Gravenor stood for bailiff of Ipswich in the bitter election of 1754. Although the election was decisive, with Gravenor and Thomas Richardson gaining 363 and 362 votes respectively to 237 and 236 for the opposing ticket of Humphry Rant and William Hammond, the outgoing bailiffs Michael Thirkle and John Sparowe refused to concede. Susan Mitchell Sommers, in her Parliamentary Politics of a County and Its Town: General Elections in Suffolk and Ipswich in the Eighteenth Century explains that they would not hand over their offices and town records until a royal order forced them to comply. Sommers also notes that such was the depth of party loyalty that only one voter split the ticket (the delightfiully-named William Scarlet). Among other offices, Gravenor was re-elected bailiff in 1757, 1760, 1762, and 1764. Rant, Hammond, Thirkle and Sparowe were all among Kirby’s subscribers, presumably indicating that Suffolk antiquities transcended party politics.

At a similar time, around 1752 to 1754, Gainsborough painted the Gravenor family of John, his second wife Ann Colman (whom he had married in 1739), and their daughters Ann and Elizabeth.

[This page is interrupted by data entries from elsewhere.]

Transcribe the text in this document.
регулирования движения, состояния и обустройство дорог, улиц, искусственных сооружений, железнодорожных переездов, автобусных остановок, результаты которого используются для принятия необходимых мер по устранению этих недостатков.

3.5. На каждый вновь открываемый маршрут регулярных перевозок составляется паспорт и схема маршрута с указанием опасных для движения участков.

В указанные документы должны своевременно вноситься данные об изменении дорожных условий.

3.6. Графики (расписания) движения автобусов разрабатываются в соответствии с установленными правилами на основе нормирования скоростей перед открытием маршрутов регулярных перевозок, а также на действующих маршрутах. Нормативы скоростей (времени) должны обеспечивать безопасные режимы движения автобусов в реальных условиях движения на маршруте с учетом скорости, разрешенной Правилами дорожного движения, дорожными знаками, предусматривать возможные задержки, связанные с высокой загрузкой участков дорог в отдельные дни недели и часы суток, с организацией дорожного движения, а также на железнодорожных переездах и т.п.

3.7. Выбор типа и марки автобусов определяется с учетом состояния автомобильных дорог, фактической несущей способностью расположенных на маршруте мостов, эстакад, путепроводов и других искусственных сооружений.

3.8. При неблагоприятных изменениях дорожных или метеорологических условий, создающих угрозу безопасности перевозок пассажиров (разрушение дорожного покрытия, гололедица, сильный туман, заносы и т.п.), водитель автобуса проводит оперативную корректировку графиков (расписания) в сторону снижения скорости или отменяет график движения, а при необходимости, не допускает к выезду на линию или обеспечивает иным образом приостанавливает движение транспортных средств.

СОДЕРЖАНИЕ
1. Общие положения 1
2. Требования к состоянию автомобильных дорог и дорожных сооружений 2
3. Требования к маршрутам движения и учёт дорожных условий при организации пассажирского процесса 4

Although this conversation piece comes after the famous Andrews portrait, Gainsborough had some difficulty with the figures. Malcolm Cormack, in The Paintings of Thomas Gainsborough, refers to “the faint air that the sitters are pushing their heads though a seaside photographer’s canvas, while they fall gently sideways”. However, Cormack also points out that “Gainsborough has achieved a dazzle of shot silk and surface flicker by the most complicated means”, and Rosenthal draws attention to the motif of the crossed trees representing marriage. I like the way he sets off each face with a dark background: the dark foliage behind John Gravenor; the tree trunk behind his wife; the darkest cloud behind Ann, and the shadowed dress behind Elizabeth.